Environmentalists in the British government are worried the country’s power bills will soon be going down.
The British government’s Environmental Audit Committee (EAC) said Friday it is “deeply disappointed” with the United Kingdom Treasury’s planned budget. The EAC feels the current Treasury plan prioritizes reducing power bills over environmental concerns.
Green critics say the Treasury’s plan has no “explicit commitment” to reducing carbon dioxide (CO2) and other greenhouse gas emissions by 57 percent. Current U.K. mandates require these emissions reductions to occur by 2032 relative to 1990 levels.
U.K. residents already pay a whopping 54 percent more for electricity than Americans, and energy taxes cost residents roughly $6.6 billion every year. Green energy subsidies in the U.K regularly exceed spending caps and account for roughly 7 percent of British energy bills, according to a government study released in July.
Polling indicates that 38 percent of British households are cutting back essential purchases, like food, to pay for high energy bills. Another 59 percent of homes are worried about how they are going to pay energy bills. Companies are getting hit by pricey British electricity as well, and some are even leaving the country because of it, threatening up to 40,000 jobs.

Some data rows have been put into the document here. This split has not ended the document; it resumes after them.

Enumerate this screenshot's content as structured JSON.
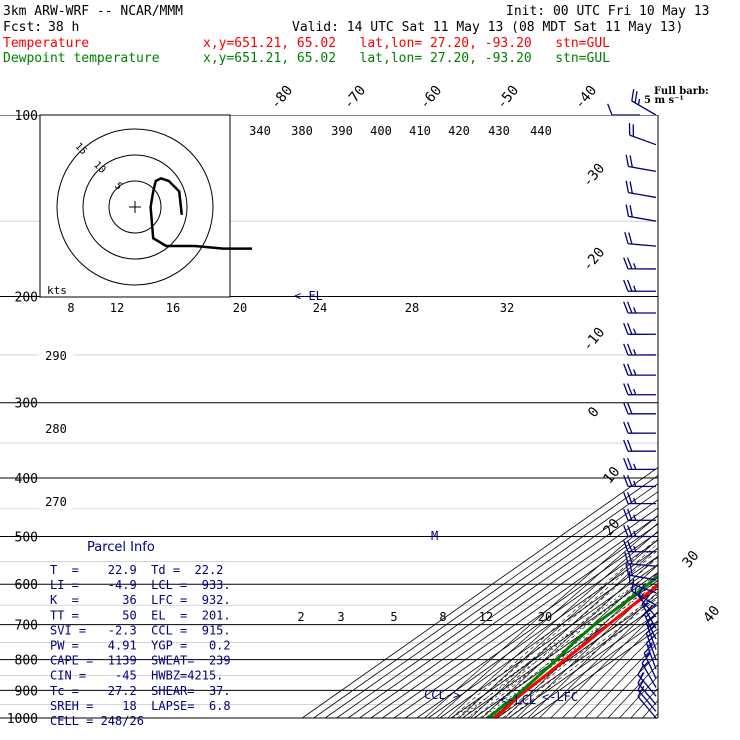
{
  "header": {
    "title": "3km ARW-WRF -- NCAR/MMM",
    "init": "Init: 00 UTC Fri 10 May 13",
    "fcst_label": "Fcst:",
    "fcst_value": "38 h",
    "valid": "Valid: 14 UTC Sat 11 May 13 (08 MDT Sat 11 May 13)",
    "temp_label": "Temperature",
    "temp_info": "x,y=651.21, 65.02   lat,lon= 27.20, -93.20   stn=GUL",
    "dew_label": "Dewpoint temperature",
    "dew_info": "x,y=651.21, 65.02   lat,lon= 27.20, -93.20   stn=GUL",
    "temp_color": "#ff0000",
    "dew_color": "#008000"
  },
  "barb_legend": {
    "title": "Full barb:",
    "value": "5 m s⁻¹"
  },
  "hodograph": {
    "units": "kts",
    "ring_labels": [
      "5",
      "10",
      "15"
    ],
    "trace_uv": [
      [
        1.8,
        -0.3
      ],
      [
        1.7,
        0.6
      ],
      [
        1.3,
        1.0
      ],
      [
        1.0,
        1.1
      ],
      [
        0.8,
        1.0
      ],
      [
        0.7,
        0.6
      ],
      [
        0.6,
        0.0
      ],
      [
        0.7,
        -1.2
      ],
      [
        1.2,
        -1.5
      ],
      [
        2.3,
        -1.5
      ],
      [
        3.4,
        -1.6
      ],
      [
        4.5,
        -1.6
      ]
    ]
  },
  "parcel_info": {
    "title": "Parcel Info",
    "rows": [
      "T  =    22.9  Td =  22.2",
      "LI =    -4.9  LCL =  933.",
      "K  =      36  LFC =  932.",
      "TT =      50  EL  =  201.",
      "SVI =   -2.3  CCL =  915.",
      "PW =    4.91  YGP =   0.2",
      "CAPE =  1139  SWEAT=  239",
      "CIN =    -45  HWBZ=4215.",
      "Tc =    27.2  SHEAR=  37.",
      "SREH =    18  LAPSE=  6.8",
      "CELL = 248/26"
    ]
  },
  "chart_data": {
    "type": "line",
    "title": "",
    "xlabel": "",
    "ylabel": "",
    "pressure_ticks": [
      100,
      200,
      300,
      400,
      500,
      600,
      700,
      800,
      900,
      1000
    ],
    "pressure_labels": [
      "100",
      "200",
      "300",
      "400",
      "500",
      "600",
      "700",
      "800",
      "900",
      "1000"
    ],
    "isotherm_labels": [
      "-80",
      "-70",
      "-60",
      "-50",
      "-40",
      "-30",
      "-20",
      "-10",
      "0",
      "10",
      "20",
      "30",
      "40"
    ],
    "theta_labels": [
      "340",
      "380",
      "390",
      "400",
      "410",
      "420",
      "430",
      "440",
      "290",
      "280",
      "270"
    ],
    "mixing_ratio_labels": [
      "2",
      "3",
      "5",
      "8",
      "12",
      "20"
    ],
    "theta_e_labels": [
      "8",
      "12",
      "16",
      "20",
      "24",
      "28",
      "32"
    ],
    "annotations": [
      "<-EL",
      "CCL->",
      "<-LCL",
      "<-LFC",
      "M"
    ],
    "series": [
      {
        "name": "Temperature",
        "color": "#ff0000",
        "points": [
          [
            1000,
            27.2
          ],
          [
            975,
            26.5
          ],
          [
            950,
            24.8
          ],
          [
            925,
            22.4
          ],
          [
            900,
            21.3
          ],
          [
            850,
            19.6
          ],
          [
            800,
            16.9
          ],
          [
            750,
            14.6
          ],
          [
            700,
            11.5
          ],
          [
            650,
            8.6
          ],
          [
            600,
            5.6
          ],
          [
            550,
            1.9
          ],
          [
            500,
            -2.6
          ],
          [
            450,
            -7.8
          ],
          [
            400,
            -13.6
          ],
          [
            350,
            -20.6
          ],
          [
            300,
            -28.9
          ],
          [
            250,
            -39.3
          ],
          [
            200,
            -52.5
          ],
          [
            175,
            -60.8
          ],
          [
            150,
            -68.8
          ],
          [
            130,
            -72.6
          ],
          [
            115,
            -74.6
          ],
          [
            100,
            -73.8
          ]
        ]
      },
      {
        "name": "Dewpoint temperature",
        "color": "#008000",
        "points": [
          [
            1000,
            22.2
          ],
          [
            950,
            20.1
          ],
          [
            925,
            19.7
          ],
          [
            900,
            17.8
          ],
          [
            850,
            14.0
          ],
          [
            800,
            9.5
          ],
          [
            750,
            3.4
          ],
          [
            700,
            -0.6
          ],
          [
            650,
            -1.4
          ],
          [
            600,
            -3.9
          ],
          [
            550,
            -6.0
          ],
          [
            500,
            -8.2
          ],
          [
            450,
            -15.1
          ],
          [
            400,
            -23.2
          ],
          [
            350,
            -35.4
          ],
          [
            320,
            -45.4
          ],
          [
            300,
            -47.9
          ],
          [
            275,
            -48.7
          ],
          [
            250,
            -53.5
          ],
          [
            225,
            -55.8
          ],
          [
            200,
            -60.5
          ],
          [
            175,
            -67.3
          ],
          [
            150,
            -78.3
          ],
          [
            130,
            -85.4
          ],
          [
            115,
            -90.0
          ],
          [
            100,
            -93.0
          ]
        ]
      }
    ],
    "wind_barbs": [
      {
        "p": 100,
        "dir": 300,
        "kts": 25
      },
      {
        "p": 112,
        "dir": 290,
        "kts": 20
      },
      {
        "p": 124,
        "dir": 280,
        "kts": 20
      },
      {
        "p": 137,
        "dir": 280,
        "kts": 20
      },
      {
        "p": 150,
        "dir": 280,
        "kts": 20
      },
      {
        "p": 165,
        "dir": 275,
        "kts": 20
      },
      {
        "p": 180,
        "dir": 270,
        "kts": 25
      },
      {
        "p": 196,
        "dir": 270,
        "kts": 25
      },
      {
        "p": 213,
        "dir": 270,
        "kts": 25
      },
      {
        "p": 231,
        "dir": 270,
        "kts": 25
      },
      {
        "p": 250,
        "dir": 270,
        "kts": 25
      },
      {
        "p": 270,
        "dir": 270,
        "kts": 25
      },
      {
        "p": 291,
        "dir": 270,
        "kts": 25
      },
      {
        "p": 313,
        "dir": 270,
        "kts": 20
      },
      {
        "p": 337,
        "dir": 270,
        "kts": 20
      },
      {
        "p": 361,
        "dir": 270,
        "kts": 20
      },
      {
        "p": 387,
        "dir": 270,
        "kts": 25
      },
      {
        "p": 413,
        "dir": 270,
        "kts": 25
      },
      {
        "p": 441,
        "dir": 270,
        "kts": 25
      },
      {
        "p": 470,
        "dir": 270,
        "kts": 25
      },
      {
        "p": 500,
        "dir": 270,
        "kts": 25
      },
      {
        "p": 530,
        "dir": 270,
        "kts": 25
      },
      {
        "p": 560,
        "dir": 275,
        "kts": 20
      },
      {
        "p": 590,
        "dir": 280,
        "kts": 20
      },
      {
        "p": 620,
        "dir": 290,
        "kts": 15
      },
      {
        "p": 650,
        "dir": 300,
        "kts": 15
      },
      {
        "p": 680,
        "dir": 320,
        "kts": 15
      },
      {
        "p": 710,
        "dir": 330,
        "kts": 15
      },
      {
        "p": 740,
        "dir": 335,
        "kts": 15
      },
      {
        "p": 770,
        "dir": 340,
        "kts": 15
      },
      {
        "p": 800,
        "dir": 340,
        "kts": 15
      },
      {
        "p": 830,
        "dir": 340,
        "kts": 15
      },
      {
        "p": 860,
        "dir": 335,
        "kts": 15
      },
      {
        "p": 890,
        "dir": 330,
        "kts": 15
      },
      {
        "p": 920,
        "dir": 320,
        "kts": 15
      },
      {
        "p": 950,
        "dir": 320,
        "kts": 10
      },
      {
        "p": 975,
        "dir": 320,
        "kts": 10
      },
      {
        "p": 1000,
        "dir": 320,
        "kts": 10
      }
    ]
  }
}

A single piece of government legislation, the U.K.’s Climate Change Act of 2008, is estimated to cost the average British household about $13,703 by the year 2030, according to a report by The Global Warming Policy Foundation (GWPF). The total costs of the policy will eventually add up to three times the annual British National Health Service (NHS) budget.
The U.K. actually has relatively cheap power by European standards, paying roughly 14 center per kilowatt-hour. Denmark and Germany are the European nations with the most expensive power, with both countries paying roughly 39 cents per kilowatt-hour due to intense fiscal support for green energy.